Chris Mulligan | Strategic Growth Director
Sustainability, green buildings, net zero – over the last decade we’ve seen these terms turn from buzz words to business imperatives. Climate change is an issue we’re all aware of in the engineering industry and something most of us believe we can make a real difference to. Now is the time for us all to be thinking seriously about how we make more of an impact on the sustainability agenda.
As a judge for this year’s NCE Grad Awards, I’m pleased to see climate change as the challenge that has been set for applicants. Because I really do believe that this generation of engineers are better placed than any other to tackle climate change.
Why is that? Well, they have four big things working in their favour: passion, data & technology, diversity and a global framework.
The passion to make things happen
This generation is not only more personally invested in climate change, but believe they, and the companies they work for, have a responsibility to address it. SNC-Lavalin’s Generation Z report found that 80% of young people believe current leaders haven’t done enough to protect the environment and feel it’s up to them to build a more sustainable future. You only have to look at the news to see how this feeling of ‘it’s up to us’ is manifesting itself. With high profile young activists like Greta Thunberg leading the way, I can only see this movement continuing to grow in number and power over the coming years. This passion and fight for a more sustainable future is something the next generation will bring not only to their everyday lives, but to their work and workplaces.
The data and technology to do things differently
Another thing this generation has in their favour is the huge amount of technology and data available to them. They have automation and AI at their fingertips, allowing them to spend less time doing the basics and more time solving the big issues like climate change. Advances in technology will enable us to increase productivity in construction and make more efficient use of the existing capacity we have. It will also help us to make better decisions and innovative solutions to benefit our environment. This means engineering firms are investing in technology like never before and changing their cultures to be more agile and innovative; so this generation will enter a workforce ready and open to do things differently.
And let’s not forget that this generation has the skills to use this data and technology to understand the problem better and come up with new solutions. Engineering degrees increasingly incorporate subjects like data analysis and coding into their curriculum. And engineering firms are increasingly looking to hire people with these skills, even if they haven’t done a traditional engineering degree.
The diversity to come up with something new
It’s been a long journey (and one we’re still on today) but diversity in engineering is improving. At Atkins, we’ve seen our number of female graduates and apprentices jump to 31% and 26% respectively in 2018. What’s more, we’ve seen a real shift from the industry having to make the business case for diversity, to it being integrated into almost every engineering firm’s strategy.
I can only see diversity continuing to improve in the coming years, which means the next generation will bring a wider, and more varied, set of viewpoints to the table when we look to tackle problems like climate change.
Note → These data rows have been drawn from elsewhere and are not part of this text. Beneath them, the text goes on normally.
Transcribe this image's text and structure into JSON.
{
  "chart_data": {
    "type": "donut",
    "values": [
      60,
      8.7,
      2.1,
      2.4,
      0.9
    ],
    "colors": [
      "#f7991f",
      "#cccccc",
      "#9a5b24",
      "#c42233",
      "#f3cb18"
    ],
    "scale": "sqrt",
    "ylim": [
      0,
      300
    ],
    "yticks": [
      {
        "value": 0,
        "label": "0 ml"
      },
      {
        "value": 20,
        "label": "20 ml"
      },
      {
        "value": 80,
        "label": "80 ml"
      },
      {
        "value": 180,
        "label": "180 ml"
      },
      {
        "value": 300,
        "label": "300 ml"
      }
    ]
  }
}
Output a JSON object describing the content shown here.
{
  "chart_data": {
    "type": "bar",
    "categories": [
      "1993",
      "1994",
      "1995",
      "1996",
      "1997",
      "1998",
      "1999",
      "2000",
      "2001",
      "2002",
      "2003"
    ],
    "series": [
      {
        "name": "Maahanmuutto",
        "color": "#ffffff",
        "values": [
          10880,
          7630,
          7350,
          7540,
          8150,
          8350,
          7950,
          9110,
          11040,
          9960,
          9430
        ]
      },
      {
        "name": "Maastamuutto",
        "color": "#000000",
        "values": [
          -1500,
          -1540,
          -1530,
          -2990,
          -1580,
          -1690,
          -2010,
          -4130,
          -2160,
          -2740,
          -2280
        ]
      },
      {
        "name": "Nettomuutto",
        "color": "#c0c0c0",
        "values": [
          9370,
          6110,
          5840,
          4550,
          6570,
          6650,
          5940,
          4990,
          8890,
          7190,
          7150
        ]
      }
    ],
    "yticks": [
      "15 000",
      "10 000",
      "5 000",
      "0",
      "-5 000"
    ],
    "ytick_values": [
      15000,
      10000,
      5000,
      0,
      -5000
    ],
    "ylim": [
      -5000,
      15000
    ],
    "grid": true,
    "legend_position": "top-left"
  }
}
It’s about diversity of thinking as much as it is about diversity of people, and these new perspectives on an old problem can only yield better results.
Growing global political support
Finally, we are seeing much more global political collaboration and support for the sustainability agenda than we have ever seen before. Political leadership and government policy is a critical factor in creating the conditions for industry change. Further, there are increasingly organised global sustainability initiatives, such as the UN Sustainable Development Goals. This ‘blueprint to achieve a better and more sustainable future for all’ provides clear focus areas for the next generation, with many businesses, including Atkins, aligning their sustainability strategy to the UN’s. Initiatives such as these will drive improved collaboration and better outcomes for the environment.
With these four things combined, the next generation has everything they need to change the tide of climate change. Together, we can find the solutions we’ve long been searching for. If you’re one of these bright, young engineers with great ideas on how we could tackle climate change, apply for the NCE Grad Awards – change starts here!